A Fanomenal Padkos Event (5th serving)

POSTED ON November 7, 2012 BY admin

PADKOS NO 10
The build up continues for the CLP event in Pietermaritzburg at the end of May. By now most of you will know that CLP plans to host a number of thinking militants engaging the politics of Frantz Fanon. Although he died fifty years ago, Fanon’s radical humanism remains rich, powerful and relevant. To mark the anniversary of his death, and to engage the legacy of his life and work, CLP has invited some of the world’s and South Africa’s leading radical and Fanonian scholars and activists to present, debate and discuss with us.

It will all happen on 30th May 2011 on the Pietermaritzburg campus of the University of KwaZulu-Natal. Please will those of you who can and would like to get to the May 30th event, RSVP by contacting Cindy at CLP. Email her at:cindy@churchland.co.za or call the office at 033 2644 380.

Fanomenal Padkos

Between now and that event at the end of May, CLP’s padkos mailings will continue to share some fantastic resources – most of them written by people who will be at the May 30th event. For this serving of padkos, Graham Philpott introduces S’bu Zikode’s Foreword to Gibson’s Fanonian Practices in South Africa (see attached):

Fanon and the living politics of Abahlali baseMjondolo: ‘…to continue the struggle to fulfil the striving for freedom and justice’

Zikode’s powerful contribution is the Foreword to Nigel Gibson’s Fanonian Practices in South Africa (2010). Reflecting on the relationship between Fanon and the ‘living politics’ of the South African shack-dweller movement, Abahlali baseMjondolo, Zikode reckons that “Fanon discovered what we [in the Abahlali] have discovered …: if you are serious about victory, about succeeding to humanise the world, even a little bit, then your struggle … must be owned and shaped in thought and in action by ordinary men and women”.

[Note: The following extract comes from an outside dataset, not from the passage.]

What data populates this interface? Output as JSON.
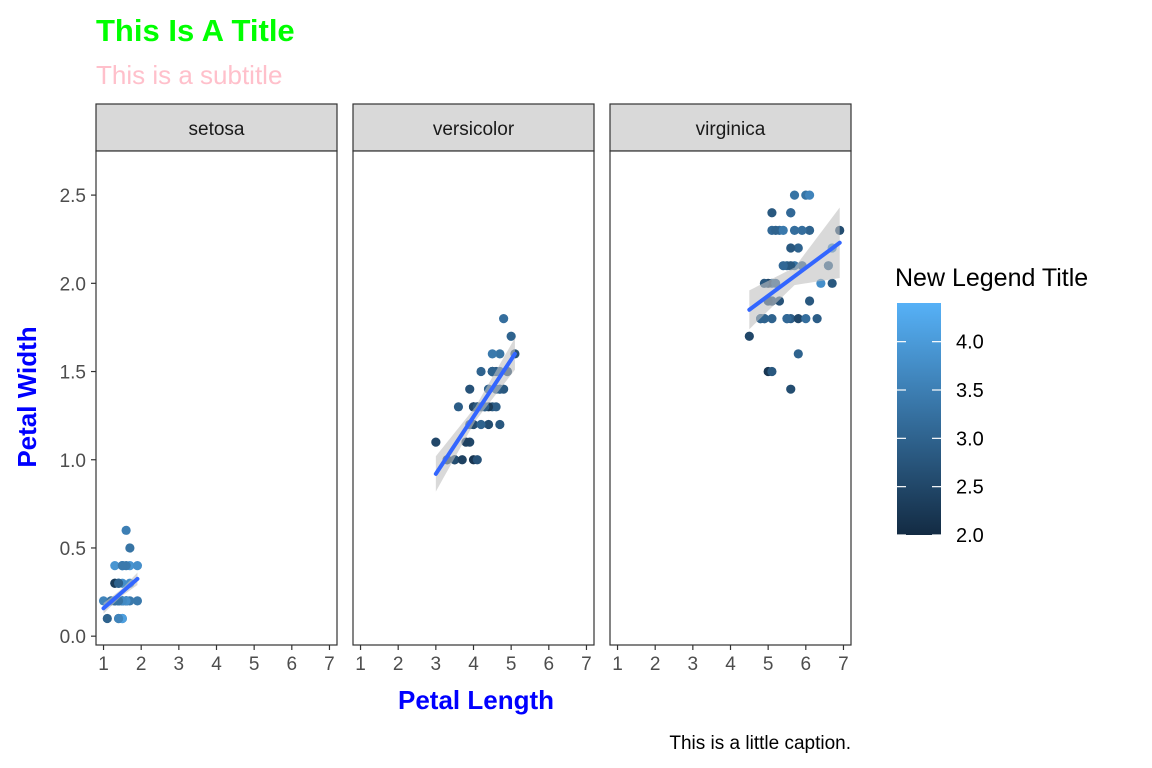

With Fanon, and against elites on the political left and right, Abahlali insist that everyone can think. And so they share a radical definition of democracy as “the rule of the people and not the rule of experts… – a daily practice of the people”. Zikode proceeds to weave together key Fanonian insights with the principles and practices that have emerged in Abahlali’s ‘daily practice’ of struggle and mobilisation in contemporary South Africa. He outlines how the movement has had to distinguish between forms of leftism: a regressive one that expects the poor to obey the instructions of middle-class activists and academics, and a progressive one that shares the assumption that everyone thinks, and supports the struggles of the poor as they are defined and led by the poor themselves. He discusses why sustaining a living politics requires always thinking about the bigger meaning of particular struggles – and remarks that this is harder to do, but just as important, at times of heightened repression and crisis for a movement. He insists that individual freedom and collective liberation cannot be separated, but points out that there is a dominant tendency to privatise liberation and individualise our imagination of freedom.

“Our daily political practice is our humble attempt to continue the struggle to fulfil the striving for freedom and justice that people like Biko and Fanon wrote about” – Zikode.